Women’s groups confirm the importance of biodiversity conservation in Beung Kiat Ngong wetlands, Champassak, Lao PDR

 Mekong Water Dialogue’s work in Champassak Province, Lao PDR includes a study on the women’s groups and their traditional use of natural resources. During a recent field survey in Beung Kiat Ngong wetlands, the MWD field officer, Mr. Vilavong met with local women and observed their daily work. The experience gave Mr. Vilavong a new appreciation for the importance of the aquatic plants and animals in the wetlands to local livelihoods.

A woman fishing at a fishing hole in Beung Kiat Ngong.

When setting our for a field survey, Mr. Vilavong observed a group of five women preparing tools that they would take with them to collect fish and aquatic plants in Nong Takoat swamp within the wetlands. Mr. Vilavong assumed that the food they could find in the swamp would be limited, however, when he started asking the women about how much they could collect, he was very surprised. The women explained that food collected from the swamp is a main part of their families’ diets and that they go there to collect food every single day. Every day, they find the food their families’ rely on despite the fact that the population of the area is growing. And, the only tools they need to collect food is a few tools they make themselves, such as scoop nets, scoop baskets, and bamboo tube traps for eels and frogs and others.
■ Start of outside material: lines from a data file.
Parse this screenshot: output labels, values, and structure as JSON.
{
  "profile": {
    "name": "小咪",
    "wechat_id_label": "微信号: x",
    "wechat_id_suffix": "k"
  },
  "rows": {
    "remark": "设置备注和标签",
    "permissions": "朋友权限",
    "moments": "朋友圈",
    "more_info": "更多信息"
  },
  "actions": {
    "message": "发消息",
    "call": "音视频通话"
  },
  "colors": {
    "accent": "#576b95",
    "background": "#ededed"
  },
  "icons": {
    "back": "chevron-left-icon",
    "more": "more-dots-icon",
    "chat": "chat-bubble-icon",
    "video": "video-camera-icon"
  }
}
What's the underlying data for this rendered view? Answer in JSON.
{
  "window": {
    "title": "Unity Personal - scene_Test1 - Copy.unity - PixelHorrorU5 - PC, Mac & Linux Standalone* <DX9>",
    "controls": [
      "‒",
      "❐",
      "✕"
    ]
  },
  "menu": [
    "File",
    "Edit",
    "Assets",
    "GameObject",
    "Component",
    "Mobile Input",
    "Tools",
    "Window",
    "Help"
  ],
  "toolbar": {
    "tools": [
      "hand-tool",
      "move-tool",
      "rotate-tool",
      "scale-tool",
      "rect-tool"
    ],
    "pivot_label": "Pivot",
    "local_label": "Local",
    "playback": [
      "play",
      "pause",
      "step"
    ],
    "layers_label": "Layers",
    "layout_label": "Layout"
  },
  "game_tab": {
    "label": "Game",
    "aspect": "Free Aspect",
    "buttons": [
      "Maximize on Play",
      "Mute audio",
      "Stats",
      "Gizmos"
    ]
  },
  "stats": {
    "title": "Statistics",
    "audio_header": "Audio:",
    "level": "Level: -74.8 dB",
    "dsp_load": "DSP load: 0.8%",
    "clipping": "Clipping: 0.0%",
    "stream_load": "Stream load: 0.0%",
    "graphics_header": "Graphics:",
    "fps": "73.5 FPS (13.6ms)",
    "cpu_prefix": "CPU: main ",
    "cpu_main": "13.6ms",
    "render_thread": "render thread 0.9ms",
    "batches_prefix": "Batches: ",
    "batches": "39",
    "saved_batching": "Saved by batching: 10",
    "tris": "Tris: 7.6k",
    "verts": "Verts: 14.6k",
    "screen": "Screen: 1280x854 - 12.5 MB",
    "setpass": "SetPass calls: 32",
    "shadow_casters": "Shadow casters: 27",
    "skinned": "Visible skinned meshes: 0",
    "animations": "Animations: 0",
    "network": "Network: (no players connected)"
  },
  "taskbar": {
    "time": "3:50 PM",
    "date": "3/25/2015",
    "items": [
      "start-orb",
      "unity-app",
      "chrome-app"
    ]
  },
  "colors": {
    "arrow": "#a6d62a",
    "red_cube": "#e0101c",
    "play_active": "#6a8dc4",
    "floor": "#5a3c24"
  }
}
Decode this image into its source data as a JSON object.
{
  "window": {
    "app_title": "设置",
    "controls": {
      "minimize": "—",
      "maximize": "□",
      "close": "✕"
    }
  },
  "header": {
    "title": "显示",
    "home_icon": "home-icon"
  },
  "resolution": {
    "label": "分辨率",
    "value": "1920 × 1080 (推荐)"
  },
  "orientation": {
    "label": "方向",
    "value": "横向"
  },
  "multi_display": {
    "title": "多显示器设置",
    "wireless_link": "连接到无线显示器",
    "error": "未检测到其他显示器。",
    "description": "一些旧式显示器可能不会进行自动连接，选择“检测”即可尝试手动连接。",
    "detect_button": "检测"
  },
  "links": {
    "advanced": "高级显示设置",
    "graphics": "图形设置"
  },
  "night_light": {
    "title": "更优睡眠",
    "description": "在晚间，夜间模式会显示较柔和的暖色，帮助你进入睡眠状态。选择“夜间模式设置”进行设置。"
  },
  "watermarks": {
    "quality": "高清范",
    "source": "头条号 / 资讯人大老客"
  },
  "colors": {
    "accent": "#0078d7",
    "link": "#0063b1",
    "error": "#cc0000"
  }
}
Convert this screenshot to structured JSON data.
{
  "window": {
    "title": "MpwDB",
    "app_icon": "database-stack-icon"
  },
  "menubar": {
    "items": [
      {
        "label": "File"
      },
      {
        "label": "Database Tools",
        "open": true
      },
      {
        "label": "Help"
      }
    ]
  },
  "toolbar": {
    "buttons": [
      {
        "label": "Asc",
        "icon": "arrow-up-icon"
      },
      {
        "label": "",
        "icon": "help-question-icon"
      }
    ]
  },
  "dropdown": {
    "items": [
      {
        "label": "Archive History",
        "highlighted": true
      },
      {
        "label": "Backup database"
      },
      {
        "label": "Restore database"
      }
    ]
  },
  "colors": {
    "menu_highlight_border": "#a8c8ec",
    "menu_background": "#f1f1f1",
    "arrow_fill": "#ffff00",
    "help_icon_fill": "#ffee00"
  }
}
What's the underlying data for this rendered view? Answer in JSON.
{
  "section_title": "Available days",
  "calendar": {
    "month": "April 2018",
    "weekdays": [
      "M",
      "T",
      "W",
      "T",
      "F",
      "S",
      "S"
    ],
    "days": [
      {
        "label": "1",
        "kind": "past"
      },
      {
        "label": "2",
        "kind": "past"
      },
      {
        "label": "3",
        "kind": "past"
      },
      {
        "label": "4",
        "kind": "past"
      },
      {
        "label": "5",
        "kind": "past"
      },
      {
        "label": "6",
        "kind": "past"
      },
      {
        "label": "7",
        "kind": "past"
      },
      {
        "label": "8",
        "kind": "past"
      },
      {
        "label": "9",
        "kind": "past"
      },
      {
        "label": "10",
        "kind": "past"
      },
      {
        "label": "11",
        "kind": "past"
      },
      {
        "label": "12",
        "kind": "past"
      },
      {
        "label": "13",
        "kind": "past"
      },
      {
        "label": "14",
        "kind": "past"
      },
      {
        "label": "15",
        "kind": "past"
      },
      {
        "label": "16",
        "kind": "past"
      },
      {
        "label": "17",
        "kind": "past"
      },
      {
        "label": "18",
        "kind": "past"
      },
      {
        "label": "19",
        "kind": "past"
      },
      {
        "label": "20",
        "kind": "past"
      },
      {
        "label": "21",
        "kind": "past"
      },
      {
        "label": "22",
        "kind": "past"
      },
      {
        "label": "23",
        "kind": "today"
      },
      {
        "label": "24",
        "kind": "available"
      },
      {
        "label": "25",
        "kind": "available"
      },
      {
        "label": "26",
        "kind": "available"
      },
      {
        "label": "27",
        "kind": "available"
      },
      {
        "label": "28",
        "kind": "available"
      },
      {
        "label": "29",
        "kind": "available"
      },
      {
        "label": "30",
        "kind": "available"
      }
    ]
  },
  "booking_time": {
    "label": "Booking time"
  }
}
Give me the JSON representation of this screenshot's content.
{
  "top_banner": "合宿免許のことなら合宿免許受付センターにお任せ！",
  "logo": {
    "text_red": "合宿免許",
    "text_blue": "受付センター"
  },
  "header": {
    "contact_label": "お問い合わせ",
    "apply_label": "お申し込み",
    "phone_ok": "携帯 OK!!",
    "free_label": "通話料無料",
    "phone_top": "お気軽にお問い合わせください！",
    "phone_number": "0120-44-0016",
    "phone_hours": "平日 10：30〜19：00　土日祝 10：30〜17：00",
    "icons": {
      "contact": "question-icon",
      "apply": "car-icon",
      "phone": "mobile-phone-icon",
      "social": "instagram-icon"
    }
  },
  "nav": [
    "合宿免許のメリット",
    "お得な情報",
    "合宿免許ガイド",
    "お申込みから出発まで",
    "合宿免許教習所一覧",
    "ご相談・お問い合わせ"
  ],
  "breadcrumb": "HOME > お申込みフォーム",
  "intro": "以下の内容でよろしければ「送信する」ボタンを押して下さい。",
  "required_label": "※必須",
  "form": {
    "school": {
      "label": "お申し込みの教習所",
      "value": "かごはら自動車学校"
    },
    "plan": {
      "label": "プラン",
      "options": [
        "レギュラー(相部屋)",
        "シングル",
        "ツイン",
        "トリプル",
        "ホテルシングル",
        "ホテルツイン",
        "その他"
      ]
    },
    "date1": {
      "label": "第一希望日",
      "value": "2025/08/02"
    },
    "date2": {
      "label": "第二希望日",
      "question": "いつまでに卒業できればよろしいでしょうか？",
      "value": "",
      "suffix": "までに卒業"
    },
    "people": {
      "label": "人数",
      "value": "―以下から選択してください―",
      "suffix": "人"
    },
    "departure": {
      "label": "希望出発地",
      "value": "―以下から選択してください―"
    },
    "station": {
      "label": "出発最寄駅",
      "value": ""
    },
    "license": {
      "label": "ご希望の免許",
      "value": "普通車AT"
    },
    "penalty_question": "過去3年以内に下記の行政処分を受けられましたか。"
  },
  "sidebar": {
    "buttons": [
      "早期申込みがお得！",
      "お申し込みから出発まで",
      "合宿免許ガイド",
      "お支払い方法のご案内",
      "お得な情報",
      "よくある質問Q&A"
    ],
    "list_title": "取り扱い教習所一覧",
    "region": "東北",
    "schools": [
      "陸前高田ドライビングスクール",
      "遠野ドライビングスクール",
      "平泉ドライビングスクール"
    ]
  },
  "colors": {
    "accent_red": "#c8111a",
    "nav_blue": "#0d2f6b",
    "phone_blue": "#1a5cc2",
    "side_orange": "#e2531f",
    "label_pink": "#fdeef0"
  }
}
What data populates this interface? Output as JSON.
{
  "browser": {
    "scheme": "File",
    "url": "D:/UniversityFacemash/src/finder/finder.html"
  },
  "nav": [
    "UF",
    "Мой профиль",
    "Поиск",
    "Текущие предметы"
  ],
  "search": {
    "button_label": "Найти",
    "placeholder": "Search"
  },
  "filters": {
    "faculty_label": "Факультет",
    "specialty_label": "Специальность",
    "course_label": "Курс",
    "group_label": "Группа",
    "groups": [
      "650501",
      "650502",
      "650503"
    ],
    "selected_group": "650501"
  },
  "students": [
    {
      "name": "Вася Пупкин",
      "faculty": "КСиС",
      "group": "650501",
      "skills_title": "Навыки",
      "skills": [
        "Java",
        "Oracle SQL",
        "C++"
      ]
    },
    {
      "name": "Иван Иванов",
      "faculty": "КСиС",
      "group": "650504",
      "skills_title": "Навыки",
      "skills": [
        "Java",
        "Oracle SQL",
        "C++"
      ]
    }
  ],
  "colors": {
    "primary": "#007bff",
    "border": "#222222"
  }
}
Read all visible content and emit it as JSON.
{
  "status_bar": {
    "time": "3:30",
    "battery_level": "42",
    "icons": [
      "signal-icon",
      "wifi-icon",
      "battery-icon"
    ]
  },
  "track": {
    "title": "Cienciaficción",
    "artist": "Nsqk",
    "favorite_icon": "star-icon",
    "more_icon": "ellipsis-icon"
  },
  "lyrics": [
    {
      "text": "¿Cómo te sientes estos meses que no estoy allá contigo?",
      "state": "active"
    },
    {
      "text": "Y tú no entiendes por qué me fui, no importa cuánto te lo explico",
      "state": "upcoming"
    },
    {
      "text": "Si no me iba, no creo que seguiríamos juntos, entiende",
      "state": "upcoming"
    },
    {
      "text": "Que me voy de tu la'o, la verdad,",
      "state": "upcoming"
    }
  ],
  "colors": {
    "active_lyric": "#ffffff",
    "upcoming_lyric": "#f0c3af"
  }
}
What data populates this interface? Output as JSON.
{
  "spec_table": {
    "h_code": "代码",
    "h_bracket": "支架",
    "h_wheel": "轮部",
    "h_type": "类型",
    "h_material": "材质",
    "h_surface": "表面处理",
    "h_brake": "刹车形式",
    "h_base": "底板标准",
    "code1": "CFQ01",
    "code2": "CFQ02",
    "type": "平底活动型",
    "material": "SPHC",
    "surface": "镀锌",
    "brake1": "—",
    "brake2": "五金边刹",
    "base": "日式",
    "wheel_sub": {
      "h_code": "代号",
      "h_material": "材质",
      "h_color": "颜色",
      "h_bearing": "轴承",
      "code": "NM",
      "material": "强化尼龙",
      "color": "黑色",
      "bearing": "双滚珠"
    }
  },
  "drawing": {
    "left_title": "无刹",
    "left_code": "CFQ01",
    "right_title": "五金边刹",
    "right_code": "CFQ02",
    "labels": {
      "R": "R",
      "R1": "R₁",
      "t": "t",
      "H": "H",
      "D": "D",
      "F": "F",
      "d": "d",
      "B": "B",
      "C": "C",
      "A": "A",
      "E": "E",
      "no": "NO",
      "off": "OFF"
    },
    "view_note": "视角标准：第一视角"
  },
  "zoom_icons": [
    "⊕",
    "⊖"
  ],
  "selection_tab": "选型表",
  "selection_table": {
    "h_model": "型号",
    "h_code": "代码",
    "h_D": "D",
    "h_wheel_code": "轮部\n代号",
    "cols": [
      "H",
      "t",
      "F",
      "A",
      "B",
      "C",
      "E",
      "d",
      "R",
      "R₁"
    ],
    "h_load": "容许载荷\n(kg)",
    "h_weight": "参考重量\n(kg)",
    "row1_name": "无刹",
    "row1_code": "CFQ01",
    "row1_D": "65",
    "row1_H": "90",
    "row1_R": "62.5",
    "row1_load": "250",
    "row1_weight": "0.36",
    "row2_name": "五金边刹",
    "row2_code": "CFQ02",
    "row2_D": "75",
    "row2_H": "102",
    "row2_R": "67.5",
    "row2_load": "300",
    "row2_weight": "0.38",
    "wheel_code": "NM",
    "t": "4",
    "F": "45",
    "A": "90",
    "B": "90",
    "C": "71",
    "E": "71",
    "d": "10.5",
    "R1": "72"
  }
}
One woman shared a proverb her grandmother taught her: « man used a crossbowl lost five works and man used a gun lost thousand works ». The proverb means that men spent time a lot on difficult jobs like hunting— sometimes they are successful and bring home large animals, but often they are unsuccessful and have nothing to show for their efforts. Instead of taking this risk, men should focus on activities that are guaranteed to benefit their family—such as collecting fish and plants from the swamp. Women are smart to focus on this kind of labor and hardworking because they can do this in addition to taking care of a house and children.

A story like this confirms the importance of biodiversity conservation to local livelihoods and motivates us to continue our work to conserve Beung Kiat Ngong wetlands.